Çanakkale Onsekiz Mart Üniversitesi (ÇOMÜ) Deniz Bilimleri ve Teknolojisi Fakültesi Temel Bilimler Bölüm Başkanı Prof. Dr. Büyükateş, müsilajın sebebinin yüksek deniz suyu sıcaklıkları olduğunu ifade ederek, yaklaşık 45 gün önce müsilajın görülmeye başladığını söyledi. “Özellikle Güney Marmara’dan yoğun bilgi akışı alıyoruz. Balıkçılar, ağlarını çekemediklerini ve müsilajın ciddi bir sorun oluşturduğunu bize bildirdiler” diyen Büyükateş, 2020 yılındaki sıkıntılı sürecin ardından hem projelerle hem de düzenli takiplerle durumu izlediklerini vurguladı.
Prof. Dr. Büyükateş, deniz suyu sıcaklıklarının şu anda 13 derece ve üzerinde olduğunu belirtti.
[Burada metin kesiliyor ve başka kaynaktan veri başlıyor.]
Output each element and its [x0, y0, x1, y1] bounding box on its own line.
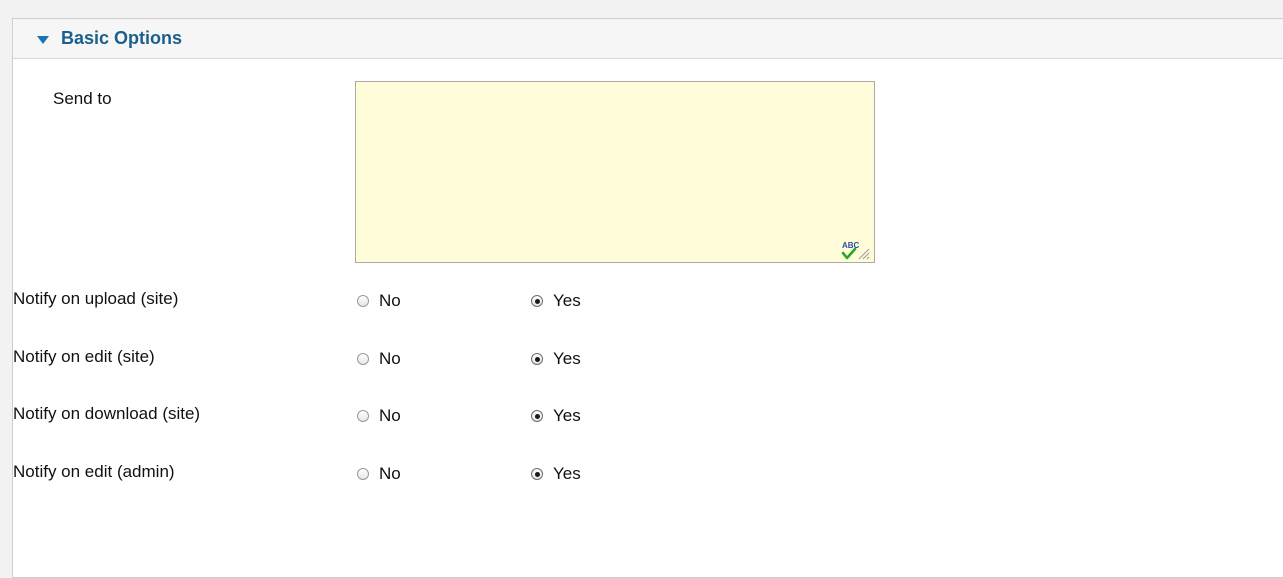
option-no-radio[interactable]: No [357, 291, 401, 311]
option-label: Notify on edit (admin) [13, 462, 175, 481]
radio-unchecked-icon[interactable] [357, 295, 369, 307]
option-no-radio[interactable]: No [357, 464, 401, 484]
radio-no-label: No [379, 291, 401, 310]
radio-no-label: No [379, 349, 401, 368]
option-no-radio[interactable]: No [357, 406, 401, 426]
radio-unchecked-icon[interactable] [357, 410, 369, 422]
option-yes-radio[interactable]: Yes [531, 406, 581, 426]
panel-header[interactable]: Basic Options [13, 19, 1283, 59]
radio-checked-icon[interactable] [531, 410, 543, 422]
option-no-radio[interactable]: No [357, 349, 401, 369]
spellcheck-icon[interactable]: ABC [841, 239, 871, 261]
radio-yes-label: Yes [553, 406, 581, 425]
svg-text:ABC: ABC [842, 241, 860, 250]
radio-no-label: No [379, 406, 401, 425]
radio-unchecked-icon[interactable] [357, 353, 369, 365]
radio-checked-icon[interactable] [531, 353, 543, 365]
option-yes-radio[interactable]: Yes [531, 291, 581, 311]
option-label: Notify on download (site) [13, 404, 201, 423]
option-label: Notify on edit (site) [13, 347, 155, 366]
option-yes-radio[interactable]: Yes [531, 464, 581, 484]
radio-checked-icon[interactable] [531, 468, 543, 480]
radio-unchecked-icon[interactable] [357, 468, 369, 480]
collapse-arrow-icon[interactable] [37, 35, 49, 44]
panel-title: Basic Options [61, 28, 183, 48]
radio-yes-label: Yes [553, 349, 581, 368]
send-to-label: Send to [53, 89, 112, 108]
radio-no-label: No [379, 464, 401, 483]
send-to-field-wrapper: ABC [355, 81, 875, 263]
radio-yes-label: Yes [553, 291, 581, 310]
option-yes-radio[interactable]: Yes [531, 349, 581, 369]
basic-options-panel: Basic Options Send to ABC Notify on uplo… [12, 18, 1283, 578]
option-label: Notify on upload (site) [13, 289, 179, 308]
radio-checked-icon[interactable] [531, 295, 543, 307]
send-to-textarea[interactable] [355, 81, 875, 263]
radio-yes-label: Yes [553, 464, 581, 483]
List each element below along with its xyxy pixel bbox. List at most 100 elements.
Müsilajı oluşturan fitoplanktonik organizmaların, uygun şartlar oluştuğunda hızla çoğaldığını, yeterli ışık, sıcaklık ve durgun su koşullarının bu organizmaların yoğunlaşmasını artırdığını ifade etti. Rüzgar ya da akıntı olmadığı takdirde, bu organizmaların yüzeyde birikerek müsilajı oluşturduğunu söyledi. Müsilaj genellikle eylül ve ekim aylarında görülmeye başladığını belirten Büyükateş, meteorolojik şartların düzenlenmesiyle müsilajın sistemden ayrılabileceğini de ekledi. Ancak şu anda deniz suyu sıcaklıklarının yüksek olduğunu ve güneşlenme süresinin fazla olduğunu ifade etti.
Büyükateş, yağışlarla birlikte yüzeysel akış sonucu sisteme azot ve fosfor gibi besin elementlerinin taşındığını, tarımsal alanlardan gelen akışların da bu durumu tetiklediğini vurguladı.
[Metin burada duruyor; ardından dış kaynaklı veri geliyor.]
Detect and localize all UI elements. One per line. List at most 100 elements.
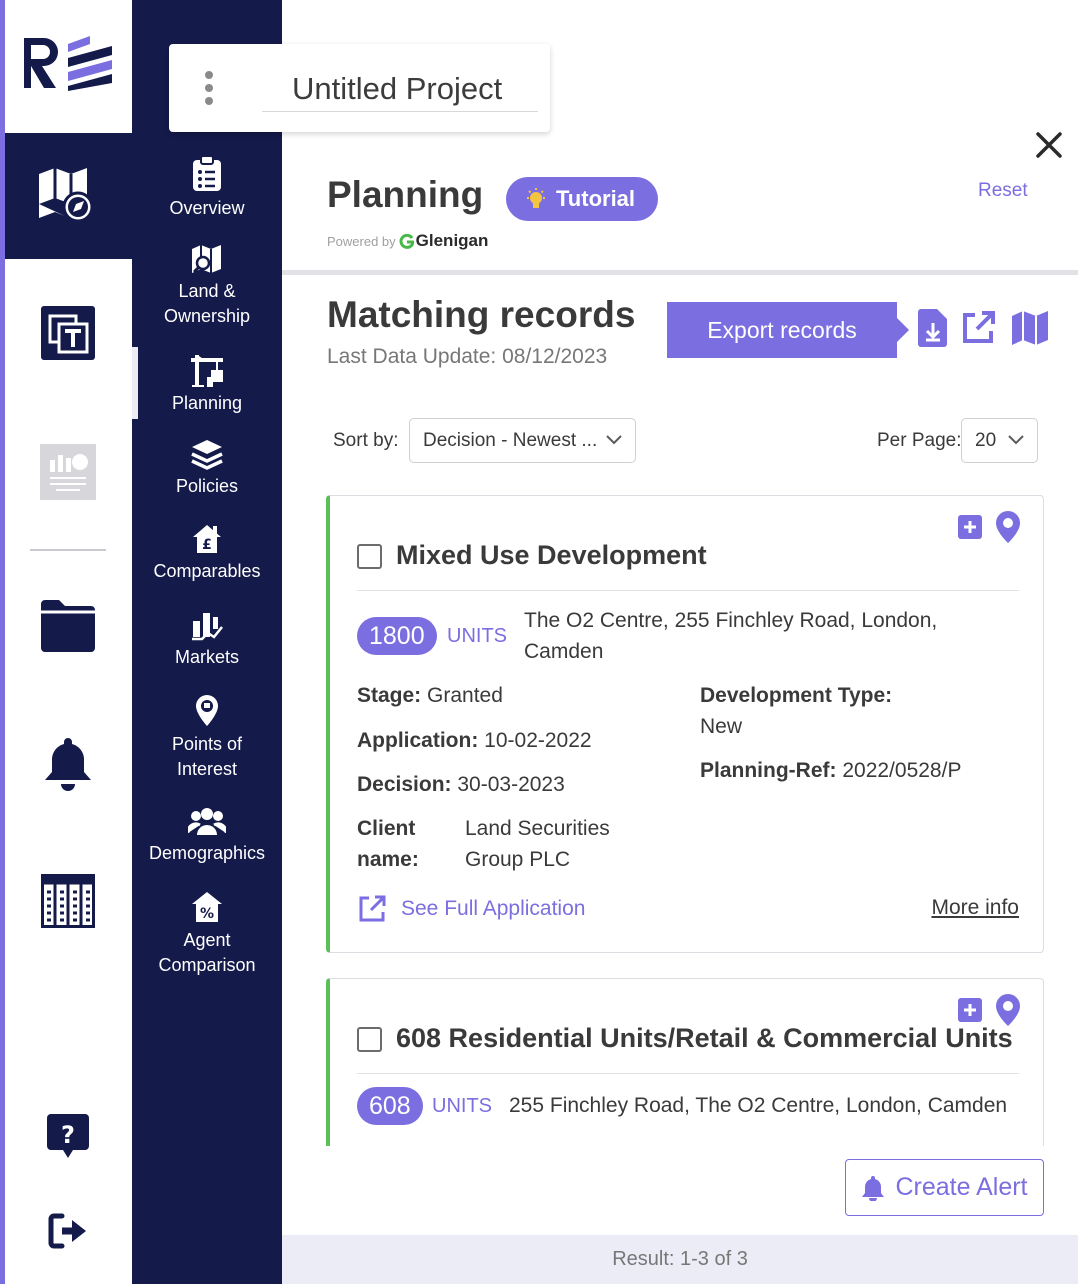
- results-list[interactable]: Mixed Use Development 1800 UNITS The O2 …: [282, 480, 1078, 1146]
- dev-type-label: Development Type:: [700, 684, 893, 707]
- card-actions: [957, 993, 1021, 1027]
- crane-icon: [191, 355, 223, 387]
- project-card[interactable]: Untitled Project: [169, 44, 550, 132]
- nav-item-points-of-interest[interactable]: Points of Interest: [132, 694, 282, 782]
- close-icon[interactable]: [1034, 130, 1064, 160]
- dev-type-value: New: [700, 715, 743, 738]
- project-menu-icon[interactable]: [205, 71, 215, 110]
- house-pound-icon: £: [193, 525, 221, 553]
- svg-text:£: £: [202, 537, 212, 553]
- icon-rail: ?: [0, 0, 132, 1284]
- planning-ref-value: 2022/0528/P: [842, 759, 962, 782]
- external-link-icon[interactable]: [960, 310, 996, 346]
- logout-icon[interactable]: [48, 1212, 88, 1250]
- bell-icon[interactable]: [43, 736, 93, 792]
- nav-label-comparables: Comparables: [153, 561, 261, 581]
- add-icon[interactable]: [957, 997, 983, 1023]
- market-chart-icon: [192, 613, 223, 641]
- card-divider: [357, 590, 1019, 591]
- folder-icon[interactable]: [41, 598, 95, 652]
- rail-separator: [30, 549, 106, 551]
- nav-label-overview: Overview: [169, 198, 245, 218]
- location-pin-icon[interactable]: [995, 510, 1021, 544]
- nav-label-demographics: Demographics: [148, 843, 266, 863]
- chevron-down-icon: [606, 435, 622, 445]
- glenigan-g-icon: [399, 233, 414, 249]
- sort-value: Decision - Newest ...: [423, 429, 598, 451]
- decision-label: Decision:: [357, 773, 452, 796]
- card-divider: [357, 1073, 1019, 1074]
- tutorial-label: Tutorial: [556, 186, 636, 211]
- header-divider: [282, 270, 1078, 275]
- map-search-icon: [192, 245, 221, 274]
- nav-item-planning[interactable]: Planning: [132, 353, 282, 416]
- project-title[interactable]: Untitled Project: [262, 71, 538, 112]
- nav-item-land-ownership[interactable]: Land & Ownership: [132, 243, 282, 329]
- card-address: 255 Finchley Road, The O2 Centre, London…: [509, 1094, 1008, 1117]
- units-badge: 608: [357, 1087, 423, 1125]
- card-actions: [957, 510, 1021, 544]
- more-info-link[interactable]: More info: [931, 896, 1019, 920]
- layers-icon: [191, 440, 223, 470]
- tutorial-button[interactable]: Tutorial: [506, 177, 658, 221]
- application-label: Application:: [357, 729, 479, 752]
- svg-text:?: ?: [61, 1121, 75, 1149]
- units-badge: 1800: [357, 617, 437, 655]
- brand-logo: [24, 36, 112, 91]
- map-compass-icon[interactable]: [37, 166, 95, 224]
- nav-item-overview[interactable]: Overview: [132, 156, 282, 221]
- per-page-select[interactable]: 20: [961, 418, 1038, 463]
- create-alert-button[interactable]: Create Alert: [845, 1159, 1044, 1216]
- map-pin-icon: [196, 695, 218, 726]
- nav-label-policies: Policies: [175, 476, 239, 496]
- export-records-button[interactable]: Export records: [667, 302, 909, 358]
- glenigan-brand: Glenigan: [415, 231, 489, 250]
- application-value: 10-02-2022: [484, 729, 592, 752]
- stage-value: Granted: [427, 684, 503, 707]
- per-page-label: Per Page:: [877, 430, 962, 451]
- nav-label-agent-comparison: Agent Comparison: [158, 930, 256, 975]
- per-page-value: 20: [975, 429, 997, 451]
- add-icon[interactable]: [957, 514, 983, 540]
- sort-select[interactable]: Decision - Newest ...: [409, 418, 636, 463]
- nav-item-policies[interactable]: Policies: [132, 438, 282, 499]
- nav-item-markets[interactable]: Markets: [132, 609, 282, 670]
- nav-item-demographics[interactable]: Demographics: [132, 805, 282, 866]
- map-icon[interactable]: [1011, 310, 1049, 346]
- nav-label-planning: Planning: [171, 393, 243, 413]
- select-checkbox[interactable]: [357, 1027, 382, 1052]
- result-card: Mixed Use Development 1800 UNITS The O2 …: [326, 495, 1044, 953]
- application-field: Application: 10-02-2022: [357, 725, 592, 756]
- stage-label: Stage:: [357, 684, 422, 707]
- result-card: 608 Residential Units/Retail & Commercia…: [326, 978, 1044, 1146]
- see-full-label: See Full Application: [401, 897, 586, 920]
- reset-link[interactable]: Reset: [978, 180, 1028, 202]
- client-value: Land Securities Group PLC: [465, 817, 610, 871]
- decision-field: Decision: 30-03-2023: [357, 769, 565, 800]
- select-checkbox[interactable]: [357, 544, 382, 569]
- planning-ref-field: Planning-Ref: 2022/0528/P: [700, 755, 961, 786]
- powered-by-text: Powered by: [327, 233, 396, 249]
- nav-item-comparables[interactable]: £ Comparables: [132, 523, 282, 584]
- template-icon[interactable]: [41, 306, 95, 360]
- download-file-icon[interactable]: [918, 309, 948, 347]
- location-pin-icon[interactable]: [995, 993, 1021, 1027]
- decision-value: 30-03-2023: [457, 773, 565, 796]
- house-percent-icon: %: [192, 892, 222, 922]
- nav-item-agent-comparison[interactable]: % Agent Comparison: [132, 890, 282, 978]
- external-link-icon: [359, 895, 386, 922]
- card-address: The O2 Centre, 255 Finchley Road, London…: [524, 609, 938, 663]
- stage-field: Stage: Granted: [357, 680, 503, 711]
- nav-label-points-of-interest: Points of Interest: [171, 734, 243, 779]
- help-icon[interactable]: ?: [47, 1114, 89, 1160]
- report-icon[interactable]: [40, 444, 96, 500]
- clipboard-list-icon: [193, 156, 221, 191]
- see-full-application-link[interactable]: See Full Application: [357, 894, 585, 924]
- planning-ref-label: Planning-Ref:: [700, 759, 837, 782]
- panel-title: Planning: [327, 174, 484, 215]
- nav-label-land-ownership: Land & Ownership: [163, 281, 251, 326]
- spreadsheet-icon[interactable]: [41, 874, 95, 928]
- powered-by: Powered by Glenigan: [327, 231, 488, 251]
- glenigan-logo: Glenigan: [399, 231, 489, 251]
- create-alert-label: Create Alert: [895, 1173, 1028, 1201]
Kirleticilerin yoğunluğu, küresel iklim değişikliği ve mevsimsel kaymaların müsilaj sürecini çok yönlü bir şekilde etkilediğini belirten Büyükateş, şu anda durumu yakından takip ettiklerini ve panik için erken olduğunu söyledi. Sıcaklıkların 9 santigrat derece ve altına düşmesini beklediklerini ve bu süreçte su sıcaklıklarının düşmesiyle organizmaların aktivitelerinde bir azalma olacağı öngörüsünde bulunduklarını ifade etti.